My father of course immediately recognized Kárpati, who also remembered him and the night in Debrecen five years earlier.  Karpati asked, “How do the Germans treat us here?”  The reply was, “As long as you do your work, there’s no problem.  But if you slow down too much, they give you a shove with their gun butts.”  Kárpati snorted, “Let them just try to shove me.  The man who touches me is in death’s hands.”

Remembering Kárpati’s bravado in Debrecen, my father became alarmed.  “Don’t be a smart guy here!” he warned.  “They have guns and bayonets.  They won’t hesitate to use them on all of us.  Your bare hands won’t do you any good: they don’t fight by Olympic rules here.”  Several others chimed in, begging Kárpáti not even to think of retaliating, but he just repeated, “I can’t help it.  I won’t be able to hold myself back.  The man who touches me dies.”

Using shovels, rakes and pickaxes, the work detail was widening a narrow dirt road for tanks and cars.  They were at a small bridge spanning a shallow stream when a German guard, walking along the line of working men, casually nudged Kárpati with his gun stock.

“Schnell! Schnell!”

Kárpati whirled around, twisted the rifle out of the soldier’s hands, broke it over his knee, grabbed the astonished man and threw him over the bridge into the stream below.  My father and the other 100 Jews in the work detail immediately began saying Shema, certain that death was at hand.  “We were crying.  We knew our lives were over.”

Miraculously, nothing happened.  Perhaps, despite Nazi propaganda about the physical inferiority of Jews, the officer in charge at the scene was impressed with Kárpati’s skill and strength; possibly he was awed at having an Olympic champion in his unit.  In any case, he decided to summon his commanding officer.  That man, paradoxically, chose to order the arrest of the hapless soldier who’d been tossed into the stream by Kárpati – for allowing a Jew to do that to him.

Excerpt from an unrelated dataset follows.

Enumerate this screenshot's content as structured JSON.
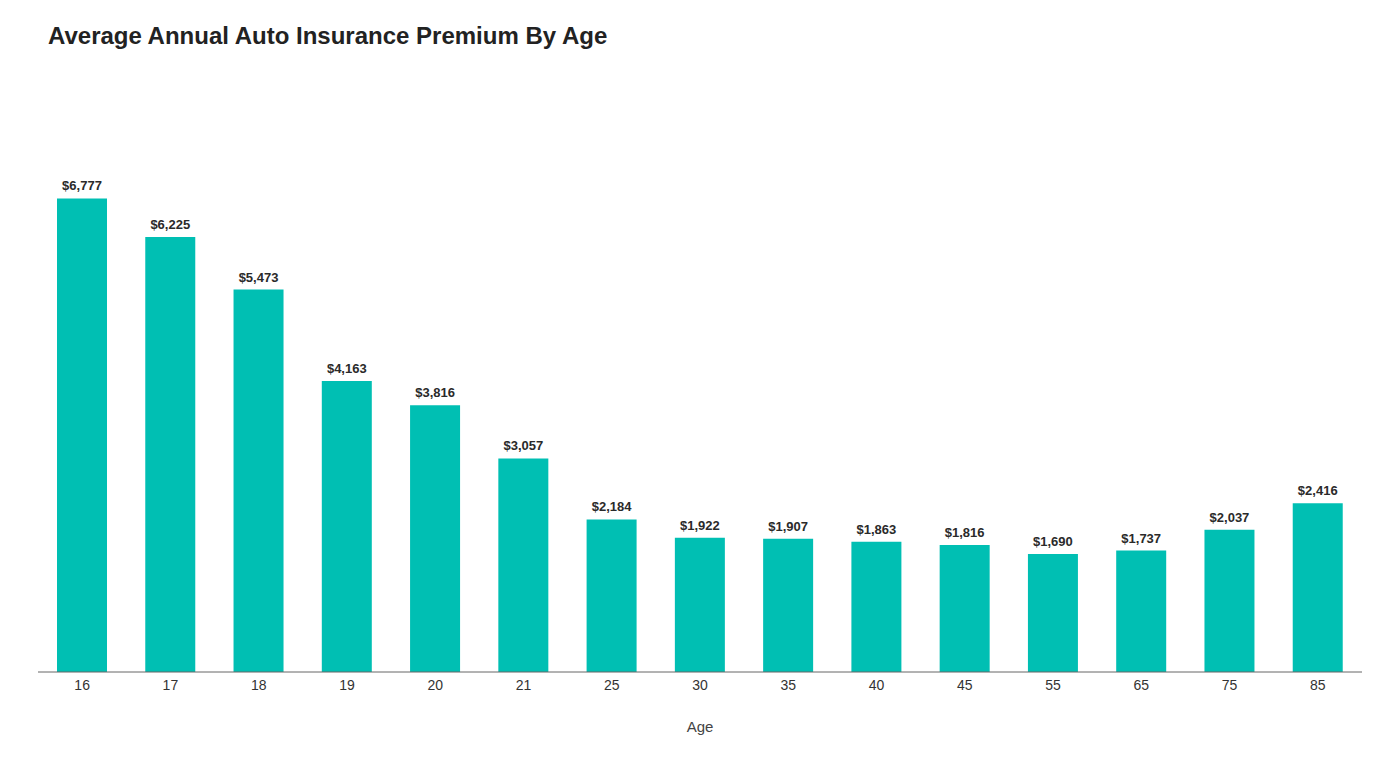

To maintain discipline though, Kárpati was immediately transferred elsewhere. My father never saw him again, but heard that he pulled a similar stunt a few weeks later and was beaten so badly that his broken ribs punctured his lungs.  Rumor had it that the beating had been arranged by friends of the German wrestler Kárpati had defeated in the Berlin Olympics.

Kárpati did survive the war, returned to Budapest and changed his name back to Klein.  He went on to a successful career, coaching Hungary’s Olympic wrestlers.

Almost 60 years have passed since the Holocaust, and nearly 30 since the events at the Munich Olympics.  The past continues to haunt and wound us.  My father, now 90, continues to wrestle with the sorrows of his past.  But there is an occasional smile, bitter yet resolute, when he remembers the deeds of the great Karpati.

Sandor Slomovits is a freelance writer from Ann Arbor, Michigan.

This article was featured in the Spring 2001 issue of Jewish Action.